Анна внезапно засмеялась и стала одеваться.

4

3 часа 30 минут ночи.

Медленно и неохотно Вилли Веглер приходил в сознание. Глухой мрак в его венах постепенно отступал перед приливом вновь овладевавших им жизненных сил.

У Веглера не было никаких разумных оснований возвращаться к жизни. Он был обречен. Даже когда сознание поглотила темная пропасть, душа его, вероятно, знала это. Для него уже не было ни спасения, ни надежды на чудо, ни выхода, который мог бы неожиданно указать ему человек или бог. Государство, весь уклад жизни, армия, свод законов, полиция, тюремщики, судьи — все существовало только для того, чтобы обречь его на смерть, — и он действительно был уже обречен.

И кто знает, почему он еще не умер от кусочка свинца, который всадил ему в живот Роберт Латцельбургер. Ничто не привязывало его к жизни, у него не было ни надежд, ни будущего. А это, как подтвердит любой врач, имеет существенное влияние на химические процессы в организме. Быть может, его поддерживал единственный оставшийся в нем жизненный стимул — любопытство. Веглер не успел завершить важное дело, и душе его хотелось знать, что будет потом. В ту секунду, когда он упал на горячую землю и весь мир бешено завертелся перед его глазами, в сознании его пронесся крик: «Что же дальше?..» Ткацкий станок его мозга в это мгновение остановился, но кончик нити болтался на весу, ища, за что бы зацепиться. И сейчас, когда темная волна медленно отхлынула от его тела и тупая боль обозначила возвращение к жизни после глубокого провала, во время которого замерли все ощущения, мысли, злость и желания, в мозгу его, все ускоряя темп, застучали те же слова: «Что же дальше?..»

Он лежал в бредовой полудреме, лениво и вяло воскрешая в памяти последнее безумное мгновение своей сознательной жизни. Все это было словно чужое, невероятно далекое, тонувшее в мутной дымке пространства: крики, ослепительная вспышка, тонкий пронзительный визг Берты Линг, гул английских «стерлингов» высоко в небе.

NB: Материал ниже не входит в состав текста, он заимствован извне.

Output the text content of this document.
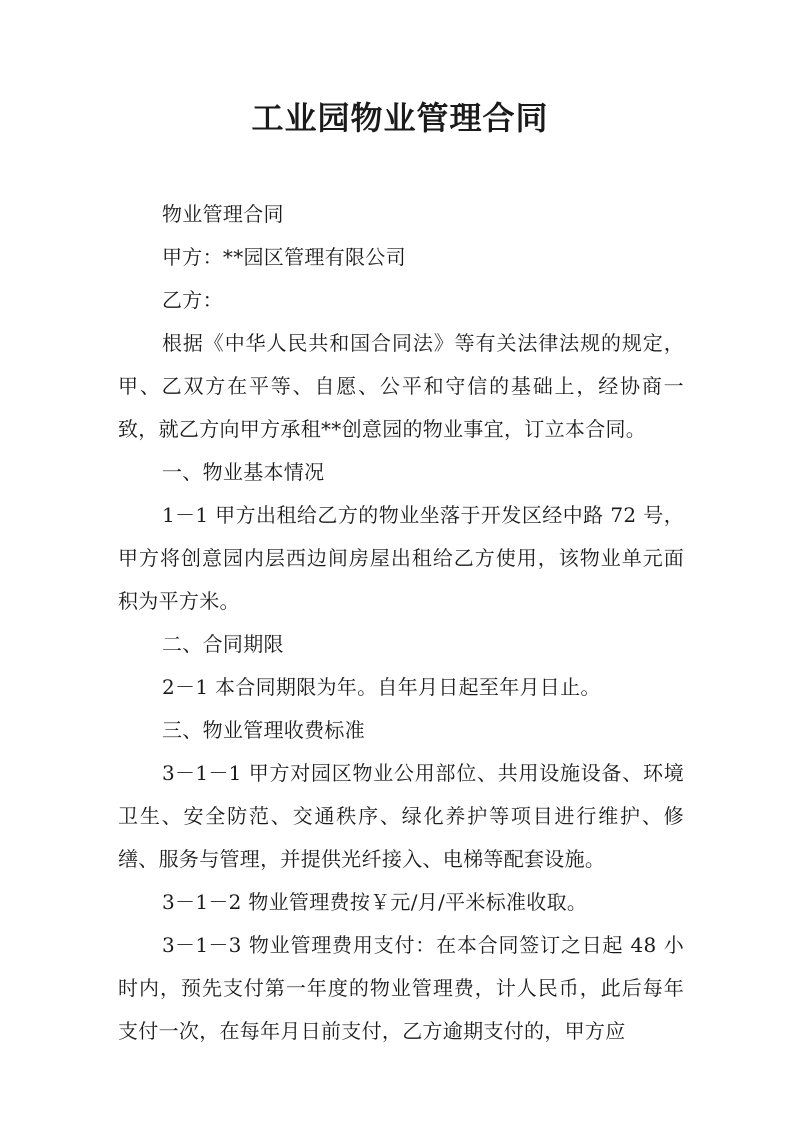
工业园物业管理合同

物业管理合同

甲方：**园区管理有限公司

乙方：

根据《中华人民共和国合同法》等有关法律法规的规定，甲、乙双方在平等、自愿、公平和守信的基础上，经协商一致，就乙方向甲方承租**创意园的物业事宜，订立本合同。

一、物业基本情况

1－1 甲方出租给乙方的物业坐落于开发区经中路 72 号，甲方将创意园内层西边间房屋出租给乙方使用，该物业单元面积为平方米。

二、合同期限

2－1 本合同期限为年。自年月日起至年月日止。

三、物业管理收费标准

3－1－1 甲方对园区物业公用部位、共用设施设备、环境卫生、安全防范、交通秩序、绿化养护等项目进行维护、修缮、服务与管理，并提供光纤接入、电梯等配套设施。

3－1－2 物业管理费按￥元/月/平米标准收取。

3－1－3 物业管理费用支付：在本合同签订之日起 48 小时内，预先支付第一年度的物业管理费，计人民币，此后每年支付一次，在每年月日前支付，乙方逾期支付的，甲方应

Так он лежал, словно выбравшись из гигантской темной трубы, и боль, память, тоска и любопытство медленно-медленно возвращались к нему из бесконечного пространства, неся с собой сознание и жизнь.

Он со стоном шевельнулся в постели. Сестра Вольвебер, которая лежала на полу, подстелив под себя одеяло, на мгновение открыла глаза, потом снова задремала.

А «стерлинги» к этому времени уже опустились на английскую землю. Летчики докладывали начальству о полете.

Глава пятая

1

3 часа 35 минут ночи.

Все было совершенно непонятно, и пастор Фриш не знал, как отнестись к происходящему. Час назад он вышел из механического цеха бок о бок с эсэсовцем Зиммелем. (В ноздрях его уже стоял запах концлагеря, по вдруг захолодевшей спине поползли мурашки.) Он шел молча, смиренный, упрямо-спокойный, думая лишь о том, что у человека в крайнем случае остается одно неотъемлемое право: перед смертью плюнуть в лицо палачам.

Все оказалось не так, как он ожидал. Зиммель ввел его в одну из комнат административного корпуса. Там он увидел своих сожителей по бараку; они преспокойно клевали носами. Оставив его, Зиммель ушел. Фриш с острым, почти болезненным чувством облегчения мгновенно понял, что каким-то образом ему дарована отсрочка. И хотя сердце его бешено заколотилось, а ладони покрылись горячей испариной, мозг работал четко и спокойно.

У подпольщика есть одна биологическая особенность: он вдвойне человек и в то же время получеловек, он герой, он же и хорек, охотящийся за крысами. И в жажде сведений, которые могли бы пригодиться, Фриш пытался ориентироваться в этих странных обстоятельствах, — но осторожно и хитро. Он кивнул остальным и сел с кривой улыбочкой, так часто появлявшейся у него на губах в последние дни. Все закивали ему в ответ, обрадовавшись его появлению. Он свернул самокрутку и закурил.

Товарищи по бараку любили Фриша. Им нравился его спокойный тон, неподдельное доброжелательство, которое они в нем чувствовали, и то, что он никогда не читал нравоучении. Им скоро стало известно, что Фриш — бывший пастор. Сначала кое-кто из обитателей барака был недоволен тем, что им придется жить в соседстве со священником. Им не хотелось разговаривать с оглядкой или чувствовать, что их поступки вызывают неодобрение, пусть даже молчаливое. Но вскоре они убедились, что пастор, как говорил Хойзелер, «свойский малый». Правда, он не напивался по субботам, как некоторые, не вел таких разговоров о женщинах, как все, но к нему можно было обратиться с непристойной шуткой и услышать в ответ другую. Фриш, сын рабочего, и сам, до того как стать пастором, был рабочим; он знал, как держать себя с этими людьми. Однако никто и не подозревал, что Фриш сидел в концлагере. В бараке об этом знал только руководитель ячейки Фриц Келлер. Такова была осмотрительная политика начальства. Заводские келлеры, чьей главной обязанностью было доносить о поведении рабочих, само собой должны были знать историю каждого обитателя своего барака. Вообще, начальство считало, что благоразумнее сохранять в тайне прошлое таких людей, как Фриш. В военное время чрезвычайно важно иметь побольше рабочих рук, но нет никакого смысла осведомлять рабочих о том, что среди них есть тайные оппозиционеры, иначе ведь могут найтись и единомышленники. Люди вроде Фриша, которых считали «исправившимися» после пребывания в концлагере, находились под двойным надзором, но в остальном их ничем не выделяли среди других.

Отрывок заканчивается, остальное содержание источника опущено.